Em meio a tensões no Congresso, o presidente da Câmara dos Deputados, Hugo Motta (Republicanos-PB), negou veementemente qualquer acordo com a oposição para pautar a anistia aos envolvidos nos atos de 8 de janeiro. A declaração surge após parlamentares bolsonaristas alegarem um pacto para a votação, intensificando o clima de incerteza sobre o futuro da proposta. Motta enfatizou que sua posição é “inegociável” e que não cederá a pressões externas, mantendo a independência da presidência da Casa.
“Quero que isso fique bem claro: a presidência da Câmara é inegociável”, declarou Motta a jornalistas, buscando dissipar as especulações sobre negociações em troca da retomada dos trabalhos. Ele reforçou que não negocia prerrogativas com nenhum grupo, seja da oposição ou do governo, preservando a autonomia da presidência. A firmeza do discurso demonstra a determinação de Motta em conduzir a Câmara sem interferências.
A declaração de Motta ocorreu após uma noite conturbada, marcada pela ocupação da Mesa Diretora por deputados bolsonaristas que pressionavam pela anistia “geral e irrestrita”. A presença de parlamentares de extrema-direita, inclusive do Rio Grande do Norte e outros estados nordestinos, elevou a pressão durante a sessão. Contudo, o presidente da Câmara se manteve firme na defesa da legalidade e da ordem na Casa.
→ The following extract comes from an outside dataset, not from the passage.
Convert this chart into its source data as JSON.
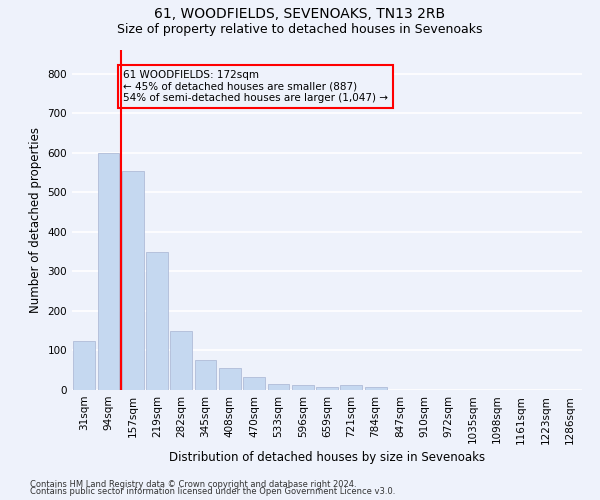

A retomada dos trabalhos legislativos foi resultado de articulações lideradas por figuras do centrão, com a participação do ex-presidente da Câmara, Arthur Lira (PP-AL). Motta reconheceu a importância do diálogo para superar os impasses, elogiando a colaboração de Lira em um momento de alta tensão. “Foi uma tensão que, acredito eu, a Câmara não viveu na sua história recente”, afirmou Motta, ressaltando a necessidade de cooperação para resolver crises.
Mesmo com as tentativas da oposição de garantir espaço para a pauta da anistia, Hugo Motta reafirmou que não há compromisso firmado. A postura de Motta sinaliza um obstáculo para o avanço imediato da anistia, que depende de apoio majoritário e da condução da Mesa Diretora. A situação permanece indefinida, com o cenário político ainda incerto quanto ao futuro da proposta.